Rerunning logs (new to Snowplow)

Hi - I’m very new to Snowplow. Two weeks ago I didn’t know it existed, but yesterday I successfully completed an AWS set up. There was a lot of trial and error while I worked through the set up, including several EMR runs failing. (The documentation is fantastic, btw)

I now need to reprocess all of the elastic beanstalk collector logs. I took over the final set up / configuration of Snowplow last week. The tracker and collector had been set up since last June. We have 6+ months of logs that I want to get into our Redshift warehouse. My problem is that I don’t know how to force Snowplow to reprocess all of the EBS logs from last June.

I have tried to make this happen by deleting all of the files in all of the config.yml S3 directories, other than Raw:In, but despite this EmrEtlRunner continues to process the files from the last successful run. I’ve confirmed that the raw logs from June are still present in the Raw:In S3 elastic beanstalk log bucket. I’m not sure what I’m missing, and haven’t been able to find an answer to this question online.
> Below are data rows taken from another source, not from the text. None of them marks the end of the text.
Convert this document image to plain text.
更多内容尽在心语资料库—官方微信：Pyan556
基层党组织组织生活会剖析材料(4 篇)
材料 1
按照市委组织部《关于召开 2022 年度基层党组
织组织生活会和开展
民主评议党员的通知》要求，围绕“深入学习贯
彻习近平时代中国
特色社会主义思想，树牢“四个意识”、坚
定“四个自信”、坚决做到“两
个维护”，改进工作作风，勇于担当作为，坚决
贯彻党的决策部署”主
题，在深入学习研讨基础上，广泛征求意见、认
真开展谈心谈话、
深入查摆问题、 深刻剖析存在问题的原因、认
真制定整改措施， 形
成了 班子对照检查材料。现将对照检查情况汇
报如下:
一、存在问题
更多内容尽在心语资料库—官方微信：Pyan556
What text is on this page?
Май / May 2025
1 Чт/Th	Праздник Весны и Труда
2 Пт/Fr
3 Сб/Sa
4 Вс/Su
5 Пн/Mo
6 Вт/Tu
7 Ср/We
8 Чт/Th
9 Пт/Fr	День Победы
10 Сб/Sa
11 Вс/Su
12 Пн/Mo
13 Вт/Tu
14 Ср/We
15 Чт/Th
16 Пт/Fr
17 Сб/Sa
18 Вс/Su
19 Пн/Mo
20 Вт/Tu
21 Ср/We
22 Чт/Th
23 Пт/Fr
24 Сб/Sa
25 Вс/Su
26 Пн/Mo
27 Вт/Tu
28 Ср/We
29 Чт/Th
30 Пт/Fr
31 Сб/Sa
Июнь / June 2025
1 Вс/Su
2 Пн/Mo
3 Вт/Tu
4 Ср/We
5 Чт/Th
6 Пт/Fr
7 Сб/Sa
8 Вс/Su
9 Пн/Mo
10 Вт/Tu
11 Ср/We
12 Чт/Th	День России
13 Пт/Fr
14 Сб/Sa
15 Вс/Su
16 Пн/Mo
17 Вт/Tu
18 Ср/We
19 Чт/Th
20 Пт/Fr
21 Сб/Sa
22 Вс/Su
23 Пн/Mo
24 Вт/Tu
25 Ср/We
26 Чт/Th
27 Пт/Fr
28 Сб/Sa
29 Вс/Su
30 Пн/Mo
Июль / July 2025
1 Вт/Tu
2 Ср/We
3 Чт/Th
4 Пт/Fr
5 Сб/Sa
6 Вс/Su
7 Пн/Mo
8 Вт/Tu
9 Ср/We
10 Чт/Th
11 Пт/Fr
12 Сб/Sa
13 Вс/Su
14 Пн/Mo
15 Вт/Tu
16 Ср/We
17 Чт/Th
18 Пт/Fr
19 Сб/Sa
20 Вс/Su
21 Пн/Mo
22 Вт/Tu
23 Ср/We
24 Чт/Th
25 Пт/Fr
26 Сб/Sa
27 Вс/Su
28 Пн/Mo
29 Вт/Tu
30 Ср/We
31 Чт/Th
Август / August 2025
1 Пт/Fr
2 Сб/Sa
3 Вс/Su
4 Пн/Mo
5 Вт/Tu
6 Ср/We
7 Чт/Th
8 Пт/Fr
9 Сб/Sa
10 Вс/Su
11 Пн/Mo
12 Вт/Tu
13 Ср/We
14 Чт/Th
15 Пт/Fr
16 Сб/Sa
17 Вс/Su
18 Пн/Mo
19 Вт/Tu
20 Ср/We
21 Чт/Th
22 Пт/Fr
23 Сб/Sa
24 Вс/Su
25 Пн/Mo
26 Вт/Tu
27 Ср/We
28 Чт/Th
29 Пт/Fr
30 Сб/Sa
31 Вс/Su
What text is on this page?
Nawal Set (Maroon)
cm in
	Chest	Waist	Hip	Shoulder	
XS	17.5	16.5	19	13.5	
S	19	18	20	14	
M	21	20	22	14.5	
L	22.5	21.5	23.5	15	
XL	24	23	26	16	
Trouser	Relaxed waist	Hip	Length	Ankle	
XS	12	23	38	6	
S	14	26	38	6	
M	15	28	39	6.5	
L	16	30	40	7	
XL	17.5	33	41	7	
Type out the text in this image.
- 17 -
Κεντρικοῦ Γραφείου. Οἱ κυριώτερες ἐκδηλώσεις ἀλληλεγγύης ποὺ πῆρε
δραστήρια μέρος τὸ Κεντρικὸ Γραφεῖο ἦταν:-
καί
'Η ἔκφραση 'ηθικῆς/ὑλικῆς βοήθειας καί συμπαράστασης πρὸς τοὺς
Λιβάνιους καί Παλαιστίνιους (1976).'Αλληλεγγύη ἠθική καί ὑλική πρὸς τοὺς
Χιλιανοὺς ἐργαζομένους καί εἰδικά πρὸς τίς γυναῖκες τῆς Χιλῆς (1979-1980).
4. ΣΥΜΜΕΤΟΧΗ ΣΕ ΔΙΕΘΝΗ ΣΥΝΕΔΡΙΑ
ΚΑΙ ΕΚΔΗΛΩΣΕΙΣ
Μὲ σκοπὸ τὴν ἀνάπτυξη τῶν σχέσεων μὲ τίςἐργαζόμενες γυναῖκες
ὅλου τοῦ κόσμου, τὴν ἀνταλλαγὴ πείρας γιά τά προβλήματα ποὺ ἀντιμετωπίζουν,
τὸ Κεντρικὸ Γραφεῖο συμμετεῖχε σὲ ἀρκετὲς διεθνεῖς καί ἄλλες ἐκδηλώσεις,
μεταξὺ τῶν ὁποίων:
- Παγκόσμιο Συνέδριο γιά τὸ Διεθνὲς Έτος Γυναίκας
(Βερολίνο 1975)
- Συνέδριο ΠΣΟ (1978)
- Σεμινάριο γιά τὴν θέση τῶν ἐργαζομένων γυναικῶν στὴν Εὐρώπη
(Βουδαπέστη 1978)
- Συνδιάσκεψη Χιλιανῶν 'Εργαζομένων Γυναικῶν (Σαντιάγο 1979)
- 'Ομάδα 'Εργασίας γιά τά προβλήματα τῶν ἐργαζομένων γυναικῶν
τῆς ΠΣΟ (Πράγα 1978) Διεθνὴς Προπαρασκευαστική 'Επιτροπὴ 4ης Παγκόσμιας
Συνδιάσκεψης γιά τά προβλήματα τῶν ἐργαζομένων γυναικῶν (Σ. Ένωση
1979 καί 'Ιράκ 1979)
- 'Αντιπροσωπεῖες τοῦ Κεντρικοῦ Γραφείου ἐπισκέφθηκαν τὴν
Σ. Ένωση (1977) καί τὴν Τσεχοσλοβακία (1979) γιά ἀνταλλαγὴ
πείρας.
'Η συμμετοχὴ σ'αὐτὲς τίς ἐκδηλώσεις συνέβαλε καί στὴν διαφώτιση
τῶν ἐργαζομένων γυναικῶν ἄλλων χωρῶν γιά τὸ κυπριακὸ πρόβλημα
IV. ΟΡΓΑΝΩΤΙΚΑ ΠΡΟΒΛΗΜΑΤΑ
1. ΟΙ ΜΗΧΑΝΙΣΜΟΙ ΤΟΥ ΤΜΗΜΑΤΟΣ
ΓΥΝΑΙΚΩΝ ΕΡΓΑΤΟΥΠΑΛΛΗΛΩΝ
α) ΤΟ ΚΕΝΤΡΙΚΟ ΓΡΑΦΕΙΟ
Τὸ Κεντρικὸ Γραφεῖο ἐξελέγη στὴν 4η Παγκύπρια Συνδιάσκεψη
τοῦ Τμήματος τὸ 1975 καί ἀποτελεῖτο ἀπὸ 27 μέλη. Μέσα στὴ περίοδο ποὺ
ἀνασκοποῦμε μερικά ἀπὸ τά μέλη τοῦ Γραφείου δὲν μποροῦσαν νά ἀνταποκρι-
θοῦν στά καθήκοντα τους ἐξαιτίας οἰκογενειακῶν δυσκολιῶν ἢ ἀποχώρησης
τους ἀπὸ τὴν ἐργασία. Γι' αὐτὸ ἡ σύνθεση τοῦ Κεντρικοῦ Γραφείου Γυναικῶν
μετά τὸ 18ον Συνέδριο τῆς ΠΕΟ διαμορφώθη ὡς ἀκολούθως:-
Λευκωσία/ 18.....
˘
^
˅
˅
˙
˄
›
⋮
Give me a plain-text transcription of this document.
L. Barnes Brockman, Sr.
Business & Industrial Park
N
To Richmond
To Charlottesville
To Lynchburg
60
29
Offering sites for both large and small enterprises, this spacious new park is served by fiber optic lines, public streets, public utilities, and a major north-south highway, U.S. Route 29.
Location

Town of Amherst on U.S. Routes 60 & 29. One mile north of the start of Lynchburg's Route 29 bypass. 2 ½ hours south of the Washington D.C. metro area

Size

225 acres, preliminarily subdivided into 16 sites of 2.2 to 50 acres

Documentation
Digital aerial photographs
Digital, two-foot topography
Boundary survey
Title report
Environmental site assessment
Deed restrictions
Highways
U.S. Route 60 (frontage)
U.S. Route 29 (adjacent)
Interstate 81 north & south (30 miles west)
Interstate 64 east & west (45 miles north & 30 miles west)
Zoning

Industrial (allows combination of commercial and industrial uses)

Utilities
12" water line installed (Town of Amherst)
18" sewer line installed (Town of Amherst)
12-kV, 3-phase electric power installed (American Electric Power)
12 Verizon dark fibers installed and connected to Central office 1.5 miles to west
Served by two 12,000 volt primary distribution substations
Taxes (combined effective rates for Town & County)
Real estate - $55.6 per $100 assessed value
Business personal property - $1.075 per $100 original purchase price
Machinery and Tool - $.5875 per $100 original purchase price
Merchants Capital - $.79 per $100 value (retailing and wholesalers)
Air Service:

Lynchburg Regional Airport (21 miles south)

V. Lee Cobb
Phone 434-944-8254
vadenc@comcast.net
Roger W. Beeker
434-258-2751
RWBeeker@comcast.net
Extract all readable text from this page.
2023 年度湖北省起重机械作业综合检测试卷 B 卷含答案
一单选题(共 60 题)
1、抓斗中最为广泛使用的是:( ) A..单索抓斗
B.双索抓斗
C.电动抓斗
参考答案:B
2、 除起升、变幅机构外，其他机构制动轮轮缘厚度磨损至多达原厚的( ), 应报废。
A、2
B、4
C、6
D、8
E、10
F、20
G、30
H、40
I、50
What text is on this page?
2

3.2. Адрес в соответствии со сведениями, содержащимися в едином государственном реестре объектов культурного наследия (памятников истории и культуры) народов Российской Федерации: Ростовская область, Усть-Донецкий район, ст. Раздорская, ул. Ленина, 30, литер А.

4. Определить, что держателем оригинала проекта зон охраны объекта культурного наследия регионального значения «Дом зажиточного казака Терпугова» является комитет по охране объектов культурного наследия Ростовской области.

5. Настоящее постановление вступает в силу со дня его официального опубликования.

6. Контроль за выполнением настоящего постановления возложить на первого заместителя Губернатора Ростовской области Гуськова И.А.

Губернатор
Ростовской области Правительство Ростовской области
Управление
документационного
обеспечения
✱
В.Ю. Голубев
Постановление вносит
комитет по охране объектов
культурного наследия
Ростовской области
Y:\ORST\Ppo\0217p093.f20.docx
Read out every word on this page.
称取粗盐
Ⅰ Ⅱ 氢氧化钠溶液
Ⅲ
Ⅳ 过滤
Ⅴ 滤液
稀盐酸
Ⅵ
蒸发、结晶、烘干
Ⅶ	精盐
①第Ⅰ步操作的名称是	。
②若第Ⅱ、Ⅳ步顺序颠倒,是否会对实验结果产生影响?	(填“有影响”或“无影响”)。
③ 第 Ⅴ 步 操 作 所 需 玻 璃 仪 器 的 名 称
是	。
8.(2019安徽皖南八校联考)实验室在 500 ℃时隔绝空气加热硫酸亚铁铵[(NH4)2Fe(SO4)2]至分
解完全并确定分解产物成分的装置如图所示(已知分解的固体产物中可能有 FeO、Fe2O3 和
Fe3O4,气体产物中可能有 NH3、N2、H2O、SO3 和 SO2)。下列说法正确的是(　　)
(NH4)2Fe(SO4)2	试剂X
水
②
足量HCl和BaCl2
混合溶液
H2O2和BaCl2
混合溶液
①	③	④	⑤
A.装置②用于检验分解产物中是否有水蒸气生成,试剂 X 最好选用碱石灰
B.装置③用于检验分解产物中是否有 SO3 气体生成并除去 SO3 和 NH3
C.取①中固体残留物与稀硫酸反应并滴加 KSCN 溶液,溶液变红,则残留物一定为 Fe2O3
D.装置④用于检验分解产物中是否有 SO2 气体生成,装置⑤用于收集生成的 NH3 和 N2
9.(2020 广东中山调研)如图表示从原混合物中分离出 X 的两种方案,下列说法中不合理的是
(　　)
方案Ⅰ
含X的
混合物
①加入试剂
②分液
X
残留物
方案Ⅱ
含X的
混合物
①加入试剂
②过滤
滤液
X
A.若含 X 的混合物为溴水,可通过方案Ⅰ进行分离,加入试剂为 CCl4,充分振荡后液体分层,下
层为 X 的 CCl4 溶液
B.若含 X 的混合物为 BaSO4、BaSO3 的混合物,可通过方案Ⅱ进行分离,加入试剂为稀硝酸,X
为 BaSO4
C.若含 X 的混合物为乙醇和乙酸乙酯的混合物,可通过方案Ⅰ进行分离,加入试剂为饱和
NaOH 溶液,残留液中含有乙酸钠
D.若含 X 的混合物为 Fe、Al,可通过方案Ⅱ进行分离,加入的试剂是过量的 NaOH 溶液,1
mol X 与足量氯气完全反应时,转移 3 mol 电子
Can some please point me in the right direction?

Thanks,

  • Tony

@datawise, I assume you have set up Clojure collector. Not sure what logs you refer to. The following post might clarify something for you, How does EmrEtlRunner determine what the latest logs are in the raw "in" bucket?.

1 Like

Thanks ihor - That’s exactly what I was looking for, and I should have mentioned that we are using a Clojure connector. Much appreciated.